Thankfully, most of us do not need a lawyer to see a doctor or keep our children safe in their homes. But the same is often not true for low-income Californians, who regularly need counsel to protect and obtain life's basic necessities. Without lawyers in civil cases, people suffer in ways that are unimaginable in a just society.
She was a single mother, her young child was sick. She could not afford medical care, the emergency room was daunting. The landlord wanted to charge her a higher rent, but had no legal basis for eviction. Still, hoping she would not find a lawyer, the landlord took her to court. Afraid for her child's health, not knowing where to turn, not understanding the papers or the consequences, she was overwhelmed ... and soon she was evicted. Homelessness was next. Her elderly neighbor had died in his car when he had no help and wrongly lost his apartment. She was terrified. Thankfully, another neighbor referred her to a local legal aid office. She got an attorney. The eviction was stopped. Her child's life was probably saved. The system worked.
Styled as a pilot project that would not begin until 2011, funding for A.B. 590 will come from previously approved small post-judgment court filings that in two years will be redirected to support this program. As a pilot project, it will be tested in just one or two counties with the goal of saving that single mom, her sick child and the elderly neighbor. Scheduled to sunset after six years, the measure calls for local legal services providers to partner with the courts and utilize pro bono attorneys from private practice.
The State Bar Act makes it the duty of every lawyer in California to provide pro bono legal services and financial support of non-profit legal organizations that provide free legal services to underserved communities. Taking up the cause of the defenseless is a lawyer's highest calling. A.B. 590 recognizes the unique power of the legal profession to act for the poor and the need for every lawyer to participate if justice is to be a reality. No other profession can do what the legal profession can do, no one else can be the cornerstone of democracy and provide access to the most responsive branch of our government.
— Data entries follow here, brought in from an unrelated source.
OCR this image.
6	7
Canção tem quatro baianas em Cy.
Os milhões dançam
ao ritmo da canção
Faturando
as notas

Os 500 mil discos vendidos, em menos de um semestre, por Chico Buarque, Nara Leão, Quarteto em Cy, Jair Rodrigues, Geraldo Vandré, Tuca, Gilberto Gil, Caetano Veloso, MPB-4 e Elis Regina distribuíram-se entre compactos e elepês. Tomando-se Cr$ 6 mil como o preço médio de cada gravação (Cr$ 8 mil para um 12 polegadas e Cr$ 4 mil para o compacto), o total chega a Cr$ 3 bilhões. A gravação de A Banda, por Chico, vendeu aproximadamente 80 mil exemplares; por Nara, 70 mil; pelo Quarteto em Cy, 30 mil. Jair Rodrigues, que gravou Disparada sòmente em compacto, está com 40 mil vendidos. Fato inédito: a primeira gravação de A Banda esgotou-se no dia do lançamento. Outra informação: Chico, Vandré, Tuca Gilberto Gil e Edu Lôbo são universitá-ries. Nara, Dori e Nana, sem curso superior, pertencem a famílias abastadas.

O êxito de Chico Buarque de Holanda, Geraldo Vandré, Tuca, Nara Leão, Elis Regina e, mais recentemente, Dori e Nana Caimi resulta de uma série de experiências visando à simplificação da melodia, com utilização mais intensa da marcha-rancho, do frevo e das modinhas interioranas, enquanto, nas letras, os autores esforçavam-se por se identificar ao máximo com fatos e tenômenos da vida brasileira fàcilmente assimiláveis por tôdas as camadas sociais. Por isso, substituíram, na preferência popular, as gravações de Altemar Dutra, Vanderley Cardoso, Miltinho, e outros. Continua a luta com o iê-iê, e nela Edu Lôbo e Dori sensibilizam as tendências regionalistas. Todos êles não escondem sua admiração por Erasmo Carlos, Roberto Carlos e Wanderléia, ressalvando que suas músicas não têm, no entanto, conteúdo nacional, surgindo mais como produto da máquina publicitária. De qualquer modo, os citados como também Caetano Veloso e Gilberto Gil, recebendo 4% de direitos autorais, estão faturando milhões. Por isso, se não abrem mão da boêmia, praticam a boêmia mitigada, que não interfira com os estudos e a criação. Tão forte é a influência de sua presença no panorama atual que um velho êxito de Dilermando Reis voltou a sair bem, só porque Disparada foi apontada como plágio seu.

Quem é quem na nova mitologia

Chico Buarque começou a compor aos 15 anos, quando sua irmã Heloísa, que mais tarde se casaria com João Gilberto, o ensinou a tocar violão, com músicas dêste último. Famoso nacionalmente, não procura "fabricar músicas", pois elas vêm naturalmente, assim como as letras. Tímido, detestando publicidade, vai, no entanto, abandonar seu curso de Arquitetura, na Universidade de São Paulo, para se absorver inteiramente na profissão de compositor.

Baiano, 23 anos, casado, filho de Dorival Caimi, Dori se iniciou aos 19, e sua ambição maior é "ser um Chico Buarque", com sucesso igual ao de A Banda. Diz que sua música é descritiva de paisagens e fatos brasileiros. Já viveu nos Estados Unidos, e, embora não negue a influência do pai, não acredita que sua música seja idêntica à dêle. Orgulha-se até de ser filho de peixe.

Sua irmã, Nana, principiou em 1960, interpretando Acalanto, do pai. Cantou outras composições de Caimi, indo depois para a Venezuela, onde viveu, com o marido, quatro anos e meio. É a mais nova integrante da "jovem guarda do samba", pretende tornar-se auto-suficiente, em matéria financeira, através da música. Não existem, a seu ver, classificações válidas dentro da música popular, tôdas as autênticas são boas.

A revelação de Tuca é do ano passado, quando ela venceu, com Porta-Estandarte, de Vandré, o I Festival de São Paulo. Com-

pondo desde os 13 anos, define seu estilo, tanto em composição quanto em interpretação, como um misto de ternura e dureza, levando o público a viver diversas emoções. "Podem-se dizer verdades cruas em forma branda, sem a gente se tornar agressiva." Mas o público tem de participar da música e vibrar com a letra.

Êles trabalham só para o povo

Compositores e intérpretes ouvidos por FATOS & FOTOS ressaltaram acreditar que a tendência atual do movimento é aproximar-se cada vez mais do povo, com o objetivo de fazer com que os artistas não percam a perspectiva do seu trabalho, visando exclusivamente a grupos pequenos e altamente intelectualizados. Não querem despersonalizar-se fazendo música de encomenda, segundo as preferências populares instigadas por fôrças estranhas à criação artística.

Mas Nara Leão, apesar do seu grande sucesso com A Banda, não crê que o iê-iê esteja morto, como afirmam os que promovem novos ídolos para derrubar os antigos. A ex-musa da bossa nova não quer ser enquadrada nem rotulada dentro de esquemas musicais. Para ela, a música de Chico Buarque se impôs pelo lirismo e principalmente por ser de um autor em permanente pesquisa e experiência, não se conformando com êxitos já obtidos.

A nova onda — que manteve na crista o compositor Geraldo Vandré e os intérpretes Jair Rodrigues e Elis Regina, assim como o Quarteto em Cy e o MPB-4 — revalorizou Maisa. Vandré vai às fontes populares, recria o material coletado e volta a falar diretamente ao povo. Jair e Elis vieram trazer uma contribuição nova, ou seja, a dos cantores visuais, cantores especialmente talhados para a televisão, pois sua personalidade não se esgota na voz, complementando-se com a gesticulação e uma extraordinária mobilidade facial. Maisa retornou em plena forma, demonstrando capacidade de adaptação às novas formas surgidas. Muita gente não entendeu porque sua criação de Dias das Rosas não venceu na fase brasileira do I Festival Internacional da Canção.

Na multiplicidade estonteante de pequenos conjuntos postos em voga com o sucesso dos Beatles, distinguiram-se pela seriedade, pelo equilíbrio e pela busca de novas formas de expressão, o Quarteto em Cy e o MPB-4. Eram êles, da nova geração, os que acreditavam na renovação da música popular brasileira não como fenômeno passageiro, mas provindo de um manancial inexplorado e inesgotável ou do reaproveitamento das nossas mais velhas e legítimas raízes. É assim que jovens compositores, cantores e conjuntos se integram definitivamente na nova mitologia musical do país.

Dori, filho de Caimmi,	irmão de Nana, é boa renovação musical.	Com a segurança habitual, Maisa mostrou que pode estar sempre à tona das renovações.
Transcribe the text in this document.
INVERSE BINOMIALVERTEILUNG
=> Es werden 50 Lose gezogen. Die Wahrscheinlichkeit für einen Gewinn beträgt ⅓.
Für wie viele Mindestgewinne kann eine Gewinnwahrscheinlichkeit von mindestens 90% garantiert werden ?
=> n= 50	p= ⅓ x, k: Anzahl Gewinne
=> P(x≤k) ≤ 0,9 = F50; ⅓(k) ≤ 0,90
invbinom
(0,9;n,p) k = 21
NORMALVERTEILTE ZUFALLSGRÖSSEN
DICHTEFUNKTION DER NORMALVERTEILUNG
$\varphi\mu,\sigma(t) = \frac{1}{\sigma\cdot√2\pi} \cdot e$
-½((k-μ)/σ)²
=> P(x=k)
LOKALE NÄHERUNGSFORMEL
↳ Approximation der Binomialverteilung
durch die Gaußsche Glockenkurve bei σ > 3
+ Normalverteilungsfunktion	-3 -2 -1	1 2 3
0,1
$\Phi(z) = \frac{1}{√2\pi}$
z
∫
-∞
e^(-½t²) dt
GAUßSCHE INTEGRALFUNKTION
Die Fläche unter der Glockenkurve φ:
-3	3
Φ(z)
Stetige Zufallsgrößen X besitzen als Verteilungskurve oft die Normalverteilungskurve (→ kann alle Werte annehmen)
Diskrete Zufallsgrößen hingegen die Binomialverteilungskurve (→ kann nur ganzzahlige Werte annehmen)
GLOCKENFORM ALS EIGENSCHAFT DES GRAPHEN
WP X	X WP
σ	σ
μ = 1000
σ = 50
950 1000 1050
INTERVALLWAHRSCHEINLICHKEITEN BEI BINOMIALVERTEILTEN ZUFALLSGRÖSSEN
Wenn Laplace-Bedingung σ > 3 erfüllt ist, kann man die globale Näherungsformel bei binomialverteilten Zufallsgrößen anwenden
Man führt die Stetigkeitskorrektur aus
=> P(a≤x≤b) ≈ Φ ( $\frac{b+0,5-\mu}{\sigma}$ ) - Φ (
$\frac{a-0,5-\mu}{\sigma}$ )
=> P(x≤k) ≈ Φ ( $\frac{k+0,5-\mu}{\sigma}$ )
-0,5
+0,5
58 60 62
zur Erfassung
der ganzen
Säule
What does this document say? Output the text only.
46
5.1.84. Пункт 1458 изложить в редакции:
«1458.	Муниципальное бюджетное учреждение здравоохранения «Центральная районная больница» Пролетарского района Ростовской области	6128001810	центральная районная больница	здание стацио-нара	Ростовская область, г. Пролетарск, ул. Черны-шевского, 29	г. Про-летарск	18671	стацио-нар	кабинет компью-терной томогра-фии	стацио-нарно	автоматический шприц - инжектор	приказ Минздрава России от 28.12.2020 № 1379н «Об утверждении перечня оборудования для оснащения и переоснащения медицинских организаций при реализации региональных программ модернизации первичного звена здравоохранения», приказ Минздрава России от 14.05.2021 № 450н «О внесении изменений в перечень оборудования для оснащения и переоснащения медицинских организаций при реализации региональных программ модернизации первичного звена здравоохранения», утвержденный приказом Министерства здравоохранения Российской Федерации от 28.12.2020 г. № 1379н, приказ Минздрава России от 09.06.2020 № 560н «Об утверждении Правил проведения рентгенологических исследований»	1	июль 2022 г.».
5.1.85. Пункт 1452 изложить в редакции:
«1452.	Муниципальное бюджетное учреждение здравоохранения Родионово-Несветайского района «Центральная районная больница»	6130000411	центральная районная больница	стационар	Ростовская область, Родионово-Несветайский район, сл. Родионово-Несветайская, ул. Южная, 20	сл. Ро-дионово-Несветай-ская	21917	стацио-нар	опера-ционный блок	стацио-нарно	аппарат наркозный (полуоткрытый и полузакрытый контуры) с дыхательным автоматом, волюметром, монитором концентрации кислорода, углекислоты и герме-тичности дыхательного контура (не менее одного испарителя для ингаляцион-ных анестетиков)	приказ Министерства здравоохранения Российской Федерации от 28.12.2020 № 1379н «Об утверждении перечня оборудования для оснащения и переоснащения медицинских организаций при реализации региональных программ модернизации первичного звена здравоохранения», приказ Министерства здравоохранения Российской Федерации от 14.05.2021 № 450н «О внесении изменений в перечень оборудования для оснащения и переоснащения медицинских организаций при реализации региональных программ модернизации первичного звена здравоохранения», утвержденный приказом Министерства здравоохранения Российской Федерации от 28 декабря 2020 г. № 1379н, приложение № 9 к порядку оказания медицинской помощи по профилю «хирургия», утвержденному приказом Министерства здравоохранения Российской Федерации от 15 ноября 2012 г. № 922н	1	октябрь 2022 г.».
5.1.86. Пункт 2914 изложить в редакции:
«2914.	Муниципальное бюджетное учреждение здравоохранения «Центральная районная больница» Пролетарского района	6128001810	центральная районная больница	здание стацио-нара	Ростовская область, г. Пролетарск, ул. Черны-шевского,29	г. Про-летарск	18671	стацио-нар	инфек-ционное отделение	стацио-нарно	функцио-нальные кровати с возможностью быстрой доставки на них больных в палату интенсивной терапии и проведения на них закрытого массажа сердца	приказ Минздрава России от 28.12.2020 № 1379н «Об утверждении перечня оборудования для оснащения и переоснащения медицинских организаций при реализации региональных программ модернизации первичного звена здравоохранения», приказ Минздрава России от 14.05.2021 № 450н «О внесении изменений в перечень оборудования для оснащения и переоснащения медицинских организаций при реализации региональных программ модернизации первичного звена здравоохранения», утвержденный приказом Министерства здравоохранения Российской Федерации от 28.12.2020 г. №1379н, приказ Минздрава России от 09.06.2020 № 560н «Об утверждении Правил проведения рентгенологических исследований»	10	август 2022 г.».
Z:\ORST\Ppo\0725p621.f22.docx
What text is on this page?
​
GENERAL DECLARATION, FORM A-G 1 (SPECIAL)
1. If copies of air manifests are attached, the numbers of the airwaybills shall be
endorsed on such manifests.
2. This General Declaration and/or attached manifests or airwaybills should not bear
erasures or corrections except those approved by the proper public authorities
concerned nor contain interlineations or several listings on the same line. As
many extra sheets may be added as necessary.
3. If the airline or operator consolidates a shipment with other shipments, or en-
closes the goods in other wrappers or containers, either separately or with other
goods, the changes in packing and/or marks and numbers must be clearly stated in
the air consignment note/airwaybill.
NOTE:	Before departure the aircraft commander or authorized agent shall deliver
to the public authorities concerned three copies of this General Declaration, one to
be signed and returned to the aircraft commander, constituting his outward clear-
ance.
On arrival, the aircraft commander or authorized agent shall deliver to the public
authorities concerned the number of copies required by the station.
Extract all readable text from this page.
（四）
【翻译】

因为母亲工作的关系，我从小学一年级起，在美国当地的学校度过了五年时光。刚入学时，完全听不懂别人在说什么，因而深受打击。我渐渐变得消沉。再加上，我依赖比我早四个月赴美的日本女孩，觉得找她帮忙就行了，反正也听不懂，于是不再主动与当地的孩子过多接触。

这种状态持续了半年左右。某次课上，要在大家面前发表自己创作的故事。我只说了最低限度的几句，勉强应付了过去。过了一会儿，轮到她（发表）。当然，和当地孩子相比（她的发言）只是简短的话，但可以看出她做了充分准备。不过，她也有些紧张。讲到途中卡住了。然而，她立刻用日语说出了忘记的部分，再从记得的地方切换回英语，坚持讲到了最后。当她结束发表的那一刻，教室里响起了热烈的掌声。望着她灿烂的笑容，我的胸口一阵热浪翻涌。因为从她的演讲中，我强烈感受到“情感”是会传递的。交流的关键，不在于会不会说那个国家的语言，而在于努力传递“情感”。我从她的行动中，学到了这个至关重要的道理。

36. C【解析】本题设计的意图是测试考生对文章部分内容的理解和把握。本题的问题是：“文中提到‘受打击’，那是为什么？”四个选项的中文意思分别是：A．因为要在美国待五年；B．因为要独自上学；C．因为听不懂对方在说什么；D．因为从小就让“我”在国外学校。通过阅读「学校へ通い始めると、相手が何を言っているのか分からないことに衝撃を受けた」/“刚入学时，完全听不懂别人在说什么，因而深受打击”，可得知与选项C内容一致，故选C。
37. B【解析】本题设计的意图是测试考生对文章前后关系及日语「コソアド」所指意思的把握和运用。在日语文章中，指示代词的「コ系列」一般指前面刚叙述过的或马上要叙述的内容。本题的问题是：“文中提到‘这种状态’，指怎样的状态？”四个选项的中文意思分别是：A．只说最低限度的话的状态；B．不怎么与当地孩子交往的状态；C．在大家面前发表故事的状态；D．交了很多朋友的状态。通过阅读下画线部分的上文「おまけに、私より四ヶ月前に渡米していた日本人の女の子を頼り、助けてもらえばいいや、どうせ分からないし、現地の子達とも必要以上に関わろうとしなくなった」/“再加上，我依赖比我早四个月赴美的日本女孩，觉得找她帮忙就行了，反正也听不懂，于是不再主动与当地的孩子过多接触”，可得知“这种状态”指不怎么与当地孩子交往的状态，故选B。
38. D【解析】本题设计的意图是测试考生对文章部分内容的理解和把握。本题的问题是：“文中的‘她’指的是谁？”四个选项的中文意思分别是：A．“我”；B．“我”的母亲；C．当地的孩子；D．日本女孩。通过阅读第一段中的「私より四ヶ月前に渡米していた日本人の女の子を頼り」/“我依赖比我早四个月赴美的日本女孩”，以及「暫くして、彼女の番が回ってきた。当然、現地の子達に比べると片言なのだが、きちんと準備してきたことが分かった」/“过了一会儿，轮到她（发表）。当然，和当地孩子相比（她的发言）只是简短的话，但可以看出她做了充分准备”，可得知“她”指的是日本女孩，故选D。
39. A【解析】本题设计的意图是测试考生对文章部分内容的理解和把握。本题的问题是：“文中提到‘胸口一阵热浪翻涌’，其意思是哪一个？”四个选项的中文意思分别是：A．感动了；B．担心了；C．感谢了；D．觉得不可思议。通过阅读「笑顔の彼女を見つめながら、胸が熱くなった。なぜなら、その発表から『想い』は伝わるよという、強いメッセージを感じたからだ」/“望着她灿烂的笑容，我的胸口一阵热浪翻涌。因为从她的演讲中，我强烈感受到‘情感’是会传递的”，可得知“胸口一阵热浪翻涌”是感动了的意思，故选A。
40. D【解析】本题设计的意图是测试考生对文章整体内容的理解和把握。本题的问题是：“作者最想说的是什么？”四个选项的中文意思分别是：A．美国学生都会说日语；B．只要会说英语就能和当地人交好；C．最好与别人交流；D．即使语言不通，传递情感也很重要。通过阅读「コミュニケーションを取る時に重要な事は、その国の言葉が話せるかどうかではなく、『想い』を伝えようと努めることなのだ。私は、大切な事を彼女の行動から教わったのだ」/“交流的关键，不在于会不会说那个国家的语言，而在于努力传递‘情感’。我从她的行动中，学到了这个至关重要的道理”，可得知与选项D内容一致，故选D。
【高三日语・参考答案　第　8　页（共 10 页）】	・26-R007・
Every year more than four million people appear in California courtrooms without a lawyer. As a result, most of them will lose their cases, whether the facts and law support them or not. Every day people become homeless simply because they have no access to a lawyer, breaking the promise of democracy simply for want of an attorney. The promise of "equal justice for all" is empty if there is no "equal access to justice" and there can be no equal access without access to an attorney.
In the 1960's, Sargent Shriver set out to do something about the access problems that plague the poor. He laid the foundation for a system in which equal access to justice without regard to income becomes a fundamental right in our democratic society. In California, Chief Justice Ronald M. George has been a champion of that fight. Former legal services attorney Michael Feuer has created a program they previously could only have dreamed about. A simple pilot project now can be created for six years to begin to correct a fundamental inequity that costs lives and money every day. Governor Schwarzenegger can turn that dream into reality. He can blow the trumpet and make it happen.
Mitchell A. Kamin is the immediate past president of the Legal Aid Association of California. David A. Lash is the managing counsel for Pro Bono and Public Interest Services at O’Melveny & Myers LLP (the opinions expressed are his alone).